Secretary of Defense Mark Esper has recused himself from the ongoing review of the Joint Enterprise Defense Infrastructure (JEDI) cloud contract due to his son working at IBM.

Deputy Secretary David Norquist will now take up the investigation.

Esper’s son, Luke, is a digital strategy consultant for IBM and has been working there for nine months.

IBM made a bid for the $10 billion contract along with Oracle but both were dropped - IBM complained to the Government Accountability Office in October last year.

In July, President Donald Trump raised issues about the fairness of the competition, which were alleged to favor AWS. This kickstarted a review back in August that is still ongoing. DCD has contacted IBM for comment.

Why did he wait till now?

DoD officials said in a statement: “Although not legally required to, he has removed himself from participating in any decision-making following the information meetings, due to his adult son’s employment with one of the original contract applicants.

“Out of an abundance of caution to avoid any concerns regarding his impartiality, Secretary Esper has delegated decision-making concerning the JEDI Cloud program to Deputy Secretary Norquist.”

Questions remain as to why Esper didn’t recuse himself sooner, but he will now be replaced by Norquist who was selected as deputy secretary in July.

The DoD gave no mention of a timeline or conclusion of the JEDI review, but said: “Procurement will continue to move to selection through the normal acquisition process run by career acquisition professionals.”

– Twitter/Jonathan Swan

Contract War

Before the contract was delayed in August, it was just about to be awarded to either AWS or Microsoft Azure, with one company providing the bulk of the world's largest military's IT needs.

The contract faced two major criticisms: One against the fact that it would just go to one company; the other that it appeared to be written to favor AWS, an allegation spread mostly by tech giant Oracle.

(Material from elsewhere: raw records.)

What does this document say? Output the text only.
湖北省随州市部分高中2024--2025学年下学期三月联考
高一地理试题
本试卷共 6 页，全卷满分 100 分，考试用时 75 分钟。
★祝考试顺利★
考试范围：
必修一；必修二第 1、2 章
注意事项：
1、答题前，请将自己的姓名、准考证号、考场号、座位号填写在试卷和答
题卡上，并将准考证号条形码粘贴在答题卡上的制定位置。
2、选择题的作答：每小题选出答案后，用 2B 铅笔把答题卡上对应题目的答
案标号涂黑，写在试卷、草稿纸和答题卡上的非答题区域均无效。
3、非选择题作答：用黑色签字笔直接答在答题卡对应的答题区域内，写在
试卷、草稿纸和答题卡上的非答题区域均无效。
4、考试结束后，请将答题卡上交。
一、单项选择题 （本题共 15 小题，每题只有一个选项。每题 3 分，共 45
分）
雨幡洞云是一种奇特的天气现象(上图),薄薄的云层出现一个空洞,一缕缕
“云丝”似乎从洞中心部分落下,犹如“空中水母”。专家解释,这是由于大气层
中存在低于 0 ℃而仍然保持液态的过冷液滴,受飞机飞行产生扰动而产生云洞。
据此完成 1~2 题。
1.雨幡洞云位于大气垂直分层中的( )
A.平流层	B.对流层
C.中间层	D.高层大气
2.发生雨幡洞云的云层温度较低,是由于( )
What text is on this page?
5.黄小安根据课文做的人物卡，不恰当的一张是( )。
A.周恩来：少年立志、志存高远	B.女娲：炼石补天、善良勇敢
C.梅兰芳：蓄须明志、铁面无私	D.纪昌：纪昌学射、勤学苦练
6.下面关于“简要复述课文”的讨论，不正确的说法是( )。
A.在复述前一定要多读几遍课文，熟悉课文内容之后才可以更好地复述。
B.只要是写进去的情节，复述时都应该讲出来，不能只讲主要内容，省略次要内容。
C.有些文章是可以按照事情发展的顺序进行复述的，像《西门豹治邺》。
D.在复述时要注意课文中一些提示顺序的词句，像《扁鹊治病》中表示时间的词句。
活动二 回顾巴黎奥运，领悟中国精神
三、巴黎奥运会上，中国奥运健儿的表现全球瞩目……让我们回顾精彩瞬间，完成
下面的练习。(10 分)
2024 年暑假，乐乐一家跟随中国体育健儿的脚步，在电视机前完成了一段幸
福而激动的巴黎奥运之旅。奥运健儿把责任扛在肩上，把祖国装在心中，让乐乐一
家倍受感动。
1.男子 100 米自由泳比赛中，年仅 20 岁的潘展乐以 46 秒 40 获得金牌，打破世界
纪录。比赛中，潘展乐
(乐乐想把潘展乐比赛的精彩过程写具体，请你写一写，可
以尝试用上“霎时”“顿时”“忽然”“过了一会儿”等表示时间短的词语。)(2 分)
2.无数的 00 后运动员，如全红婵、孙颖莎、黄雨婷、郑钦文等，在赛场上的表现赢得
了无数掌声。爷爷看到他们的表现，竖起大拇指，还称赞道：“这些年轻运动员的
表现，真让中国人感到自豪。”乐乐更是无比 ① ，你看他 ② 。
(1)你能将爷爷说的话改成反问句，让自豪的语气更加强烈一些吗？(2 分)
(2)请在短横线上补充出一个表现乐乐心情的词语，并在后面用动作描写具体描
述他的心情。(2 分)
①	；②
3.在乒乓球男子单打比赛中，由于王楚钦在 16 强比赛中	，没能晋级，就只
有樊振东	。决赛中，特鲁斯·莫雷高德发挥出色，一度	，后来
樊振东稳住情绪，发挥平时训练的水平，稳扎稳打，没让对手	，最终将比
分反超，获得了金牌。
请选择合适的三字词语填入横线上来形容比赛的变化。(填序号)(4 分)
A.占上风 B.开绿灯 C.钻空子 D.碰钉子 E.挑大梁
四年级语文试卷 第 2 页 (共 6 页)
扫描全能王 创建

Oracle said AWS promised lucrative jobs to two Pentagon officials involved with JEDI and accused AWS of a conflict of interest in hiring an ex-Amazon employee who had contacted JEDI competitors.

A DoD investigation concluded there may have been “potential ethical violations” with the rehiring, but cleared AWS of creating an organizational conflict of interest. Despite the failed investigations and legal challenges, Oracle's lobbying efforts continued.

A document created by Oracle lobbyists eventually reached the US President’s desk showing a flow chart titled "A Conspiracy to Create a Ten Year DoD Cloud Monopoly." The chart includes images of Defense Secretaries Ash Carter (pictured alongside President Obama) and James Mattis, along with representations of dollar signs, arrows and a heart linking the various figures.

Not long after, President Trump declared: "I’m getting tremendous complaints about the contract with the Pentagon and with Amazon. They’re saying it wasn’t competitively bid..."Some of the greatest companies in the world are complaining about it, having to do with Amazon and the Department of Defense, and I will be asking them to look at it very closely to see what’s going on."

Enter Esper

Before joining the Department of Defense, Esper was vice president of government relations at Raytheon, a major US defense contractor.

He succeeded Patrick Shanahan as Secretary of Defense in mid-July and, soon after President Trump's announcement, stepped up to conduct the review.

Esper's recusal comes as some in the Defense Department are pushing for a quick decision regarding JEDI. US Army Secretary Ryan McCarthy announced a $1bn data modernization plan, but said it hinged on Congress and whether JEDI could get off the ground.

Earlier this month, the DoD also pulled a $7.6bn back-office cloud contract after a competitor who lost out raised questions about the process.

Pending another review, it appears that it too will not be awarded until the DoD looks at the contract and makes amendments.